Diese Entwicklung haben am 21.11.2012 ExpertInnen aus Österreich zum Anlass genommen, unter der Schirmherrschaft der Universitätenkonferenz (UNIKO) und des Wissenschaftsfonds (FWF) das Open Access Netzwerk Austria (OANA) zu konstituieren und sich folgende Aufgaben gestellt:

  • Abstimmung der und Empfehlungen zu Open-Access-Aktivitäten der österreichischen Forschungsstätten, Fördergeber und Forschungspolitik

  • Positionierung gegenüber den Informationsanbietern (v.a. Verlage)

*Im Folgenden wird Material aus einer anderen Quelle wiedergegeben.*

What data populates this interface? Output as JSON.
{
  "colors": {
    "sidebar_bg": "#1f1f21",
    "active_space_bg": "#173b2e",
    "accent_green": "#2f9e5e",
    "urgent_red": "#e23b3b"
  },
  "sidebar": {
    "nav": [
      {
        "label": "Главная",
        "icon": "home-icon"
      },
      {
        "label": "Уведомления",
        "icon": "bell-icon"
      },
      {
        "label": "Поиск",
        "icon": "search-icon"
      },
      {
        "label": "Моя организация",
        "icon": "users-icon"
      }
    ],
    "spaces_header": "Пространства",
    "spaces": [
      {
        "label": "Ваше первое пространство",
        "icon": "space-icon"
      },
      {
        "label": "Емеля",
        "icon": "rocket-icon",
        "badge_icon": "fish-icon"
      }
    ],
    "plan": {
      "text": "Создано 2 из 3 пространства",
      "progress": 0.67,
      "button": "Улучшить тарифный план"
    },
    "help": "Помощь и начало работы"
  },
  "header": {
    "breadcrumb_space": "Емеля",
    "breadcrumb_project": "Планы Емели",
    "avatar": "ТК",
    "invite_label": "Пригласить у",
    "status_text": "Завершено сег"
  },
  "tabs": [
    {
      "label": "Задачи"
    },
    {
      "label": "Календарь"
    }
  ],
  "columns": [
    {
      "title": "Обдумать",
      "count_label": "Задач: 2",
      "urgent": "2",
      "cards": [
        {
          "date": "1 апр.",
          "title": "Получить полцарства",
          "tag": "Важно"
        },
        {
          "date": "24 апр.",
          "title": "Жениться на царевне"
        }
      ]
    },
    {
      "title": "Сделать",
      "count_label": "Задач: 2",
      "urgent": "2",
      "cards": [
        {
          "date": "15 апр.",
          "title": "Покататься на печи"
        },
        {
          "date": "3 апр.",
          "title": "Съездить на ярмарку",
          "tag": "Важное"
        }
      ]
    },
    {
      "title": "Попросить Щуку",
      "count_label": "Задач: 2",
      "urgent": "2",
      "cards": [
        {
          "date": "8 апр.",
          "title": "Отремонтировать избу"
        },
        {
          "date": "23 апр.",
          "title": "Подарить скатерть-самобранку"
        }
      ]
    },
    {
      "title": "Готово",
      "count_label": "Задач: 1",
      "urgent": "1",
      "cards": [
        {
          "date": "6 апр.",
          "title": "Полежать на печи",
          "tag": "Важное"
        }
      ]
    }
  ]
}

  • Ansprechpartner und Informationsquelle für die WissenschafterInnen, Forschungsstätten und (Forschungs-) Politik

  • Bereitstellung von Informationen für WissenschafterInnen und Forschungsstätten über die gemeinsame Website: www.oana.at

Mittlerweile konnten Ansprechpersonen an vielen Forschungsstätten, bei Förderorganisationen und in der Forschungspolitik gewonnen werden, und es steht zu erwarten, dass noch einige hinzukommen werden.

Für den Herbst 2013 ist eine Informationsveranstaltung für die Ansprechpersonen geplant, zu der noch eine gesonderte Einladung erfolgen wird.